« Quels livres allais-je pouvoir écrire maintenant ? », se demande-t-il au plus fort de son chagrin, alors que le corbillard emporte son père. Une question en forme d'aveu de reconnaissance, de la même façon qu'il dédie ce roman à ses parents « qui (ne sachant ni lire ni écrire) n'auront jamais pu lire un de mes livres ».
Ainsi donc, alors qu'il court le monde de congrès en conférence, a-t-il appris la mort de son père, dans un hôpital anonyme. Déjà toute la smala est là : ses six frères et sœurs, la famille, les amis, les anonymes, peu encore en comparaison de la foule qui l'accompagnera à sa dernière demeure chez lui, dans un village près de Sétif. Car il ne faut pas croire : l'immigré qui parlait à peine français était un homme respecté car il avait, comme Christophe Colomb, ouvert la voie du nouveau monde... « celui du BiTiPi et de son taux d'accidents mortels le plus élevé de l'industrie française ».

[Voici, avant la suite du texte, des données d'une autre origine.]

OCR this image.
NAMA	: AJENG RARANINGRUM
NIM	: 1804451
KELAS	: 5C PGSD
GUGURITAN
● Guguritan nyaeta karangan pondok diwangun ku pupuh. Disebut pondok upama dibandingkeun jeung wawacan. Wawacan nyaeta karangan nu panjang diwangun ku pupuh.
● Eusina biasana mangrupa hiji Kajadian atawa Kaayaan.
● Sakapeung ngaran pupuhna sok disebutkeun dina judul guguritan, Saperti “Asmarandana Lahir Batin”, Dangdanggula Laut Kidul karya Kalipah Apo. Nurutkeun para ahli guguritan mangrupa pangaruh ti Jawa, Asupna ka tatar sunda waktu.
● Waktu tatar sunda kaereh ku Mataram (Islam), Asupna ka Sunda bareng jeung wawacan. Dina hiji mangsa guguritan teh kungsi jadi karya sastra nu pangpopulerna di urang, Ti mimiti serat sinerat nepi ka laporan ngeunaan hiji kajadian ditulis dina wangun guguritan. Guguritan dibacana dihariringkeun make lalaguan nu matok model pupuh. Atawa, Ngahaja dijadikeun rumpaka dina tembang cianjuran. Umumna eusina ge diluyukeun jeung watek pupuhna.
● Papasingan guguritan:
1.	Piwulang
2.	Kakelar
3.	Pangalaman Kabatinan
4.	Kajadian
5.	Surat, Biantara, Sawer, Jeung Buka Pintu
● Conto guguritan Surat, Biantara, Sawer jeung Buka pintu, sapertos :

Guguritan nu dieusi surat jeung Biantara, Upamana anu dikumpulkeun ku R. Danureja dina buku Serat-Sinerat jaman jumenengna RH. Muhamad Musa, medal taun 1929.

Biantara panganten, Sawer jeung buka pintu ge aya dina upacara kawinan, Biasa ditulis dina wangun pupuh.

Les dernières formalités avant l'envol pour l'Algérie et l'enterrement en terre natale sont l'occasion pour Azouz Begag de rendre hommage à ce père bien-aimé avec lequel il aimait se promener, enfant, main dans la main, un paysan converti en maçon acharné à gérer la pauvreté ; un homme ordinaire qui, comme ses congénères, ne s'est pas privé d'insulter et de battre sa femme « quand il était un vigoureux travailleur et se croyait obligé de prouver sa virilité », qu'à aucun moment il ne se permet de juger .
Sa disparition et le sentiment de délaissement qui en découle ravivent chez l'auteur une autre plaie qu'il évoque parallèlement, celle de la tromperie de sa propre épouse jusqu'au divorce qui l'a éloigné de ses deux filles. Un jour, dit-il, il écrira un roman sur un frère qu'il a accueilli chez lui et qui a tout pris, tout sali. A suivre.
Aujourd'hui, on compatit et on rit des piques qu'il ne se prive pas d'adresser avec humour aux membres de sa famille ou à ses amis, aux Algériens d'Algérie aussi, même si le ton se fait alors plus sérieusement critique.
Editions du Seuil, 251 p., 18 euros.